From: Peter Zijlstra <a.p.zijlstra@chello.nl>
To: Hugh Dickins <hugh@veritas.com>
Cc: linux-mm@kvack.org, linux-kernel@vger.kernel.org,
Andrew Morton <akpm@osdl.org>,
David Howells <dhowells@redhat.com>,
Christoph Lameter <christoph@lameter.com>,
Martin Bligh <mbligh@google.com>, Nick Piggin <npiggin@suse.de>,
Linus Torvalds <torvalds@osdl.org>
Subject: Re: [PATCH] mm: tracking shared dirty pages -v10
Date: Sat, 24 Jun 2006 00:00:17 +0200 [thread overview]
Message-ID: <1151100017.30819.50.camel@lappy> (raw)
In-Reply-To: <Pine.LNX.4.64.0606231933060.7524@blonde.wat.veritas.com>
On Fri, 2006-06-23 at 20:06 +0100, Hugh Dickins wrote:
> > - if (unlikely((vma->vm_flags & (VM_SHARED|VM_WRITE)) ==
> > - (VM_SHARED|VM_WRITE))) {
> > + /*
> > + * Only catch write-faults on shared writable pages, read-only
> > + * shared pages can get COWed by get_user_pages(.write=1, .force=1).
> > + */
> > + if (unlikely(((vma->vm_flags & (VM_WRITE|VM_SHARED)) ==
> > + (VM_WRITE|VM_SHARED)))) {
>
> I was about to say I'm satisfied with that test now, and it's all the
> better for not mentioning VM_PFNMAP there - though odd that you've
> exchanged WRITE and SHARED, and added extra unnecessary parentheses ;)
Oops, on the extra parentheses. I exchanged the order because that is
more consistent with all the other sites.
> But grrr, sigh, damn, argh - I now realize it's right to the first
> order (normal case) and to the second order (ptrace poke), but not
> to the third order (ptrace poke anon page here to be COWed -
> perhaps can't occur without intervening mprotects).
>
> That's not an issue for you at all (there are other places which
> are inconsistent on whether such pages are private or shared e.g.
> copy_one_pte does not wrprotect them), but could be a problem for
> David's page_mkwrite - there's a danger of passing it an anonymous
> page, which (depending on what the ->page_mkwrite actually does)

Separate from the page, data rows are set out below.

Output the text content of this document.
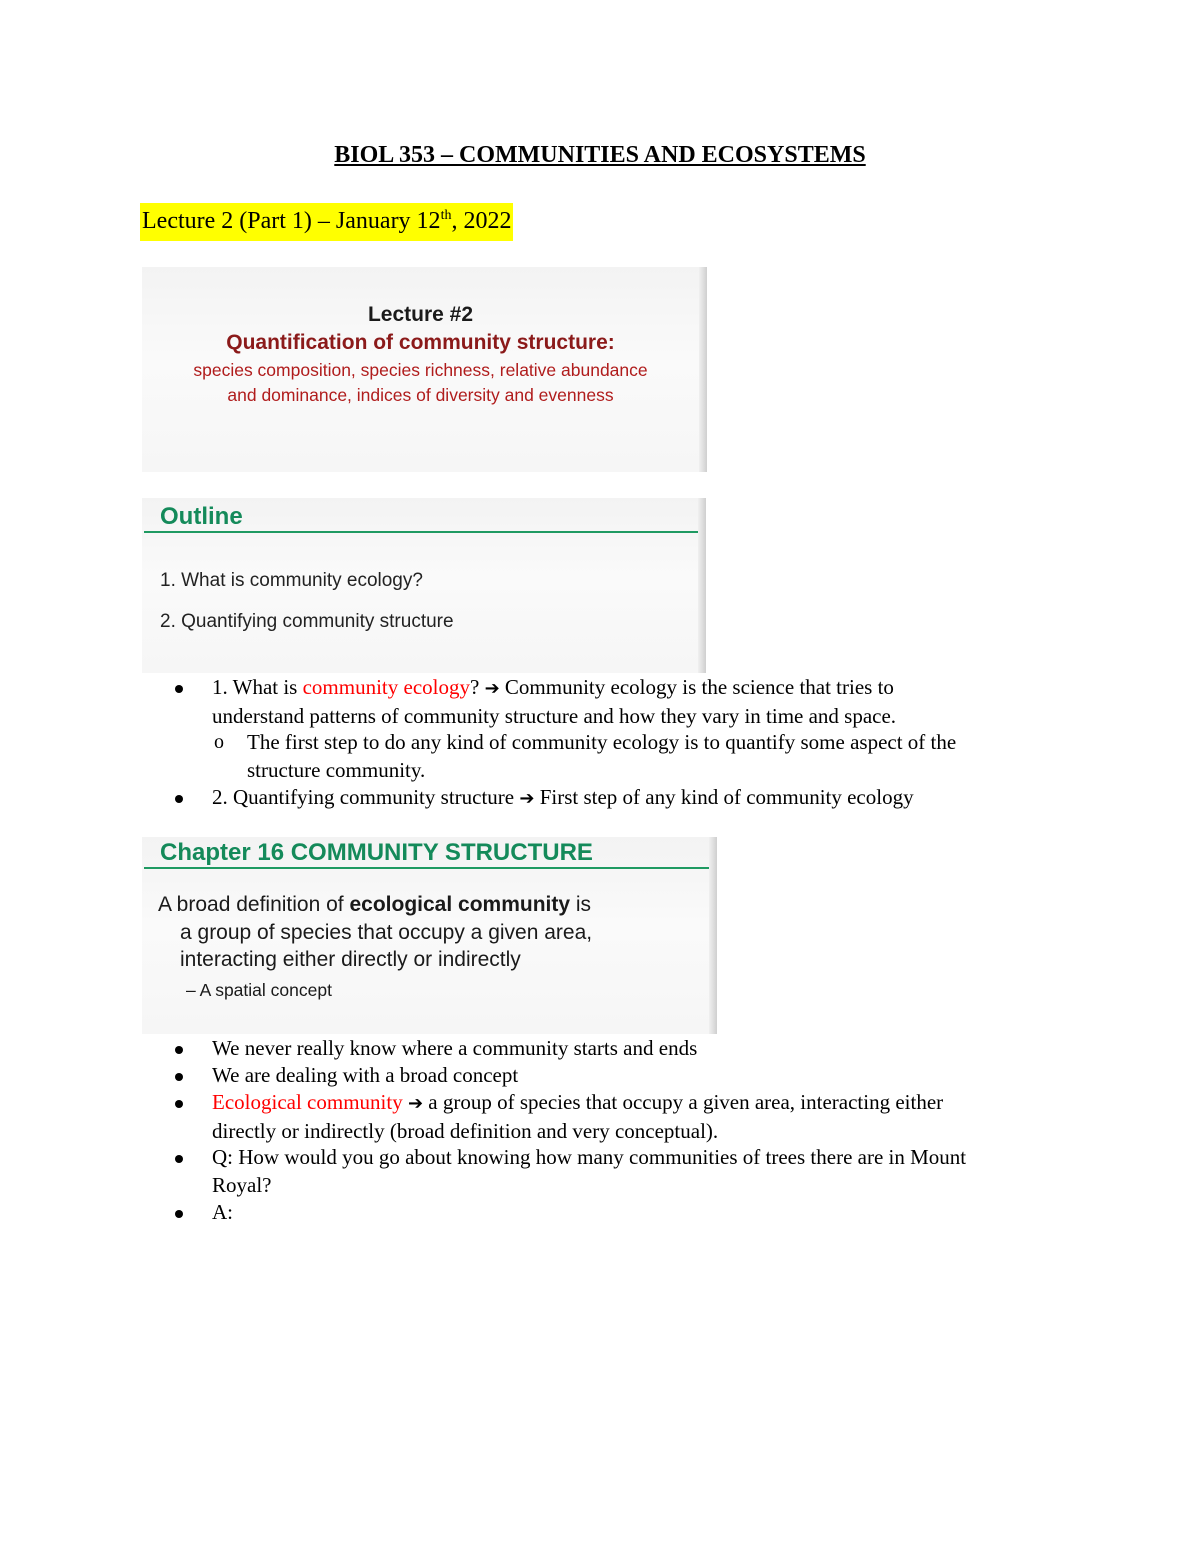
BIOL 353 – COMMUNITIES AND ECOSYSTEMS
Lecture 2 (Part 1) – January 12th, 2022
Lecture #2
Quantification of community structure:
species composition, species richness, relative abundance
and dominance, indices of diversity and evenness
Outline
1. What is community ecology?
2. Quantifying community structure
1. What is community ecology? ➔ Community ecology is the science that tries to
understand patterns of community structure and how they vary in time and space.
o The first step to do any kind of community ecology is to quantify some aspect of the
structure community.
2. Quantifying community structure ➔ First step of any kind of community ecology
Chapter 16 COMMUNITY STRUCTURE
A broad definition of ecological community is
a group of species that occupy a given area,
interacting either directly or indirectly
– A spatial concept
We never really know where a community starts and ends
We are dealing with a broad concept
Ecological community ➔ a group of species that occupy a given area, interacting either
directly or indirectly (broad definition and very conceptual).
Q: How would you go about knowing how many communities of trees there are in Mount
Royal?
A:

> could go seriously wrong.
>
> I guess it ought to be restructured
> if (PageAnon(old_page)) {
> ...
> } else if (shared writable vma) {
> ...
> }
> and a patch to do that should precede your dirty page patches
> (and the only change your dirty page patches need add here on top
> of that would be the dirty_page = old_page, get_page(dirty_page)).
Hmm, I'll investigate this and maybe write a follow-up patch if you or
someone else doesn't beaten me to it.
> (You've probably noticed that use of mprotect on problem vmas
> is liable to remove the cache bits. There have been occasional
> complaints about that, and perhaps a patch to fix it. But that's
> long-standing behaviour, so not something you need worry about:
> we've only had to worry about a new change in behaviour in mmap.)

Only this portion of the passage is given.